8. Gemeinsames Geschwader unter Führung der VM, Führerschiff des Verbandes ist das KSS „Halle“, das auch den Pokal für den „Besten Navigationsabschnitt“ gewinnt. Am Geschwader nehmen zeitweise auch zwei KSS Pr. 133 teil.

1988

Dreharbeiten zum Film „Hannes“ durch den Deutschen Fernsehfunk (DFF) auf dem KSS „Parchim“

Geführt vom Chef der 1. Flottille, Kapitän zu See Born, laufen die KSS Pr. 133 „Prenzlau“ und „Ribnitz-Damgarten“ zum ersten (inoffiziellen) Flottenbesuch von Schiffen der Volksmarine in Göteborg (Schweden) ein.

1989

Flottenbesuch in Leningrad unter Führung von Vizeadmiral Th. Hoffmann. Teilnehmer sind die KSS „Rostock“ und „Parchim“ sowie ein Landungsschiff.

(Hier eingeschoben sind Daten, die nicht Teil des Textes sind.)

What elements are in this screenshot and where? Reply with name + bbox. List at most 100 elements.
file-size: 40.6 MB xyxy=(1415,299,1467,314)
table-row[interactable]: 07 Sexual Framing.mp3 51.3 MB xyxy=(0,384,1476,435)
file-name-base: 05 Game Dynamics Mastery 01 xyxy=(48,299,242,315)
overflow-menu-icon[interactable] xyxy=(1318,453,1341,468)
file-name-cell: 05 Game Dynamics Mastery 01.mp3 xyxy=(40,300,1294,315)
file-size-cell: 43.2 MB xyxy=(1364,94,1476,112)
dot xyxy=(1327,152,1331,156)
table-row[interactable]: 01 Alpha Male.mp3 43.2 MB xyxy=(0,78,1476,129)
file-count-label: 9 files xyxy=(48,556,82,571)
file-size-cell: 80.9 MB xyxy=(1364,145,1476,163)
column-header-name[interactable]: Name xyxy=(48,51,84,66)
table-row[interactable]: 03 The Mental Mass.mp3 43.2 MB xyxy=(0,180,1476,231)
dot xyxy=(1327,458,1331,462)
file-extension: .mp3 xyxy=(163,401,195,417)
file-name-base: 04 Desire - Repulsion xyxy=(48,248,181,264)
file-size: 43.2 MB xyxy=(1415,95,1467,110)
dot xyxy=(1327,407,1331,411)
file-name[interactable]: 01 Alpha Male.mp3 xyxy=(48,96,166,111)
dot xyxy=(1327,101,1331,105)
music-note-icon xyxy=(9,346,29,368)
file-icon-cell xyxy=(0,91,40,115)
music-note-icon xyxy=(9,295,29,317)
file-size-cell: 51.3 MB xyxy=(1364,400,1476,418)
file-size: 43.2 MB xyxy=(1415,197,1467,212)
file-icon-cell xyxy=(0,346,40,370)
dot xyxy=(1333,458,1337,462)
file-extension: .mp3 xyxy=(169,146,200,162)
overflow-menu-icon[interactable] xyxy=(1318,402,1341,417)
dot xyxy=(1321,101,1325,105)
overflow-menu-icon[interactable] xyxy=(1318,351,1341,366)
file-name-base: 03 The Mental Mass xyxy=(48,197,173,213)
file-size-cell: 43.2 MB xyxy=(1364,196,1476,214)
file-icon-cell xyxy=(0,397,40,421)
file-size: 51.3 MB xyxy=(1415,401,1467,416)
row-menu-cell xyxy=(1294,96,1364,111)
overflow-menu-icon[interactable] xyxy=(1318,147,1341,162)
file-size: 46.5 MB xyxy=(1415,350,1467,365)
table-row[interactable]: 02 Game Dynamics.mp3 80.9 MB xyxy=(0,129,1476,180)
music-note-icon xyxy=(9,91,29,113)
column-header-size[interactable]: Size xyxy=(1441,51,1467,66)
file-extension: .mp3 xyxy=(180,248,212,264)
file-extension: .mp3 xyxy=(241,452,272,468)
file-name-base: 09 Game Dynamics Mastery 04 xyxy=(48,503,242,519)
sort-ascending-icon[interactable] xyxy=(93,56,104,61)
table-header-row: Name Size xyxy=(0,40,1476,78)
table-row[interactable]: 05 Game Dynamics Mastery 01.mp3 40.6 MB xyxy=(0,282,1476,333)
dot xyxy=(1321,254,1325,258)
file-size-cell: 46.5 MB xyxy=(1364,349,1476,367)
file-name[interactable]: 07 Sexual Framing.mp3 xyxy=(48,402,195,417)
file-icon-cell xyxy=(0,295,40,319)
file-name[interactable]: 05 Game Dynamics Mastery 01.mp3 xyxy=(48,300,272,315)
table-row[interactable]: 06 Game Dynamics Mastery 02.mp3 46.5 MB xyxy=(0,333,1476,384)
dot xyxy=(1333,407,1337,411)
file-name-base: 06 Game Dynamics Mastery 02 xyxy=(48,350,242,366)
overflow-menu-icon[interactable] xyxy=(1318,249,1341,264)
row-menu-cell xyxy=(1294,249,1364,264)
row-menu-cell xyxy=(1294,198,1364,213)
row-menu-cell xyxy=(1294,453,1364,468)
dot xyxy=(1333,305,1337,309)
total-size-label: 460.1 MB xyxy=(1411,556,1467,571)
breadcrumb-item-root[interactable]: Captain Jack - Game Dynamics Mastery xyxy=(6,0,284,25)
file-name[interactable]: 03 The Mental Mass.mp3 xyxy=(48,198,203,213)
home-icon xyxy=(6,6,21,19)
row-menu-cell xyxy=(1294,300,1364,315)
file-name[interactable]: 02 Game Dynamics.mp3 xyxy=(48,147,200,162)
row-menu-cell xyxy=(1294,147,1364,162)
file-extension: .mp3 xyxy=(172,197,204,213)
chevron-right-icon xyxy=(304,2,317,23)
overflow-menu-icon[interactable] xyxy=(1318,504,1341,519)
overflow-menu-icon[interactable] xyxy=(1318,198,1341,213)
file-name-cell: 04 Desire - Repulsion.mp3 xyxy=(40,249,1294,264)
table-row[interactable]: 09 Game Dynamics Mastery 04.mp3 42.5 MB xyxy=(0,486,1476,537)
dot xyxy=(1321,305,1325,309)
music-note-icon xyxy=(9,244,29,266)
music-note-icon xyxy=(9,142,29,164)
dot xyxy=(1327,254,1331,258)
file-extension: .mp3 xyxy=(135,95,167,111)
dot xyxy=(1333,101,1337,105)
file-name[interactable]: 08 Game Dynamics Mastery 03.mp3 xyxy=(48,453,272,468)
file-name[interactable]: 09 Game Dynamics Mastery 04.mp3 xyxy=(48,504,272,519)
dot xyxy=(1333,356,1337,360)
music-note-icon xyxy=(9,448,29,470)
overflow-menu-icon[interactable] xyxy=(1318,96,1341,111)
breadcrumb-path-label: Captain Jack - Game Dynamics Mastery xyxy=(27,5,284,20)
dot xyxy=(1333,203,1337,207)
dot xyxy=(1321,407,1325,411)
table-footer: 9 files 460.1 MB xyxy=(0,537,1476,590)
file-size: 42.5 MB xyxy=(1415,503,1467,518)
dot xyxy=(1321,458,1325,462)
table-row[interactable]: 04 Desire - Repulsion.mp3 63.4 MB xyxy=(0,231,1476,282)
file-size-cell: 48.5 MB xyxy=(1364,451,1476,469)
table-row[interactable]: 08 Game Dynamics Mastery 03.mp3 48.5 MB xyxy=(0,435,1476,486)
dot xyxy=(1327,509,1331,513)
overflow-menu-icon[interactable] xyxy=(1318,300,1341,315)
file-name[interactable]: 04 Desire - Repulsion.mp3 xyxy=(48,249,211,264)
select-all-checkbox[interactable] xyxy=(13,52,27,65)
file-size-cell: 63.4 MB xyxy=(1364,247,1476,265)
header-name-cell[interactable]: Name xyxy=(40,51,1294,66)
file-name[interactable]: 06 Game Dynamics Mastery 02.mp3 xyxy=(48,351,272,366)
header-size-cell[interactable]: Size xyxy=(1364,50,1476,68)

Die KSS „Rostock“ und „Wismar“ führen einen Flottenbesuch in Helsinki durch. Der Verband wird durch den Chef der 4. Flottille, Konteradmiral Müller, geleitet.

Takt. Training der UAW-Kräfte der VM im ÜG 054. Teilnehmer der 4. Flottille: 142, 143, 223, 241, 242, 243.

Takt. Training der UAW-Kräfte der VM mit einem polnischen U-Boot. Daran nehmen 8 KSS der 4.Flottille (142, 143, 221, 222, 223, 242, 243, 244) und 3 KSS der 1. Flottille teil.

1990

Die KSS „Lübz“ und „Perleberg“ nehmen in Baltijsk an den Feierlichkeiten zum 35. Jahrestag des Warschauer Vertrages teil.

11. und letztes Gemeinsames Geschwader der Verbündeten Ostseeflotten unter Teilnahme des KSS „Halle“ (143). Die Führung erfolgt durch die VM. Die Kampfschiffe sind zur Hafenausbildung im Überseehafen stationiert. Die Handlungen des Verbandes beschränken sich auf die Ostsee. Zur Sicherstellung des Geschwaders sind auch die KSS 241 und 243 eingesetzt.

Laut Einigungsvertrag werden Stützpunkte, Schiffe, Technik und Personal der Volksmarine von der Bundesmarine übernommen. Zeitweilig verbleiben noch im Flottendienst: Projekt 1159: „Rostock“, „Halle“ Projekt 133: „Wismar“, „Lübz“, „Teterow“, Gadebusch“, „Grevesmühlen“.

1991

KSS „Teterow“ und „Gadebusch“ besuchen Kiel

Letzte Fahrt der KSS 133 der ehemaligen 4. Flottille: Die „Lübz“ und die „Wismar“ besuchen zu einer Ausbildungsfahrt Wilhelmshaven. Hin- und Rückreise erfolgen durch den Nord-Ostsee-Kanal.

KSS „Teterow“ und „Gadebusch“ besuchen Kopenhagen

Vermutlich letzte Fahrt eines KSS Pr. 133: Die „Gadebusch“ läuft die dänischen Häfen Aarhus und Vejle an.